Cette expérience marque sérieusement le guitariste français, qui a certes appris à se fondre dans la singularité des grooves éthiopiens, mais cherche désormais à les emmener ailleurs, dans d’autres directions inspirées par sa propre culture et ses propres envies musicales. Il trouve dans son vieux comparse Lionel Martin un partenaire idéal pour se livrer à de telles expériences. La piste éthiopienne est la bonne, jugent-ils. Mais il leur faut un chanteur. Damien Cluzel se souvient alors d’Asnake, quand un coup de fil de Francis Falceto (encore lui!) leur propose de venir jouer au Festival des Musiques d’Addis. Ukandanz, version rock du groove éthiopien, était né.
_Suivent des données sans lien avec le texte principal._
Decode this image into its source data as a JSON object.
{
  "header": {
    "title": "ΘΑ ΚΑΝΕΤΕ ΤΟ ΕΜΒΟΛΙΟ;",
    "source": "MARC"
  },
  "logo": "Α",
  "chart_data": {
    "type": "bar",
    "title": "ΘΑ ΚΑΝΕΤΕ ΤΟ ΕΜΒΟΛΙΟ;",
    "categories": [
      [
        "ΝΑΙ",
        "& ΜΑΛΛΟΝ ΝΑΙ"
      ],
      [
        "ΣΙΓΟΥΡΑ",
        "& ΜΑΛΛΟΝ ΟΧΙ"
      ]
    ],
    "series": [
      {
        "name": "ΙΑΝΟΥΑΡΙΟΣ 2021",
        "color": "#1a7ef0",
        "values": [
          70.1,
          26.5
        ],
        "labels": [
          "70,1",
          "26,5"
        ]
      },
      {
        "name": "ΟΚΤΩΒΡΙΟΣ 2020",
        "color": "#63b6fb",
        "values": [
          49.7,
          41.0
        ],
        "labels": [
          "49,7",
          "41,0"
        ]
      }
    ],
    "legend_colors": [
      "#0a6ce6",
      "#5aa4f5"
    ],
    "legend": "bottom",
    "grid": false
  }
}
Huit ans plus tard, le groupe a fait du chemin. Il est loin le temps où Damien Cluzel envoyait des maquettes inspirées des classiques éthiopiens à Asnake… qui, avec la politesse légendaire des éthiopiens, trouvait ça très bien mais…n’y comprenait rien. Il lui fallait trouver la façon de se placer dans ces versions pétries d’un rock nerveux jusqu’alors inouï en Ethiopie. Pourtant, assure Damien Cluzel, l’énergie stupéfiante du chanteur interprétant des morceaux tournés vers la danse n’était rien d’autre que cela : du rock à l’état pur ! Ce sillon, Ukandanz le creuse pour le faire culminer en 2016 dans leur second disque, Awo, transe nerveuse et électrique dont le titre emblématique Tchuhueten Betsemu ressemble à un combat de boxe où saxo et guitares galvanisent le chant survolté d’Asnake. Un parti-pris rock poussé jusqu’a ses limites.
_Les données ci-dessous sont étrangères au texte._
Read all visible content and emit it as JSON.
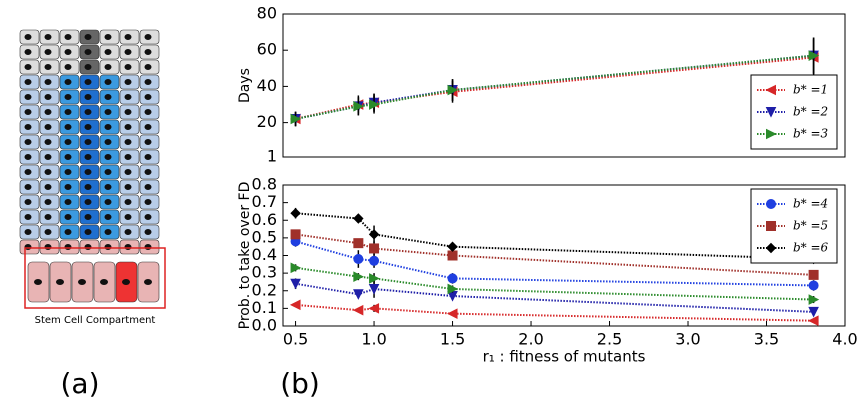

Deux ans plus tard, Damien Cluzel et Lionel Martin ont choisi de tempérer l’explosivité rageuse de leur musique pour laisser le chant s’épanouir dans toutes ses nuances, et le groove provoquer impérieusement la danse. Une sorte d’épure d’où surgit l’essentiel. Pour y parvenir, ils firent appel à une nouvelle section rythmique, n’hésitant pas à injecter des sons de batterie électronique et ceux, sur mesure, concoctés par le Synthé basse analogique. Certains morceaux, comme l’inquiétant Yene Hassab, convoquent aussi bien les expériences seventies d’Herbie Hancock que les guitares Juju du golfe de Guinée. D’autres, comme le sombre et planant Fetsum Deng Ledj Nesh, laissent s’envoler la voix d’Asnaké au-dessus des vagues synthétiques, comme un chant des sirènes pour cargo en perdition. La danse et la transe ne sont pas en reste, inspirées de l’inépuisable répertoire traditionnel éthiopien. Guesse est ainsi la bande-son d’une danse Oromo dont les acteurs imitent la cavalcade des chevaux, encouragés par les cavaliers. Car Ukandanz continue de jouer avec ce patrimoine, reprenant le fameux Enken Yelelebesh qui a relancé Girma Beyené dans une version totalement épurée, lunaire, où domine la voix d’Asnaké. Clin d’oeil à son premier disque, Ukandanz reprend son titre Ajiré, transfiguré par les co-cots de guitare, les claps et une basse synthétiques qui rappellent les heures de gloire du break dance (Weyene Ajire). De quoi se rendre compte, en écoutant les deux versions, de la singulière patte d’Ukandanz. Et de la richesse des couleurs musicales de Yeketelale, voyage musical fusionnel qui offre au lyrisme éthiopien l’étincelle électrique des Frendj (Occidentaux).

Pour Ukandanz, qui avait ironiquement piqué son nom au gimmick lancé par Madonna dans son tube Into the groove, il a longtemps été question de lancer un défi aux danseurs : seraient-ils capables de trouver leurs marques sur des morceaux qui s’amusaient à brouiller les pistes en multipliant les polyrythmies et autres pièges esthétiques savamment manigancés? Yeketetale en ce sens est une curiosité : il offre des boulevards pour la danse, sans rien renier de la créativité du groupe. Ukandanz, le nom est bien trouvé. Et comme l’aurait dit Madonna si elle était née à Addis-Abeba : Yeketelale!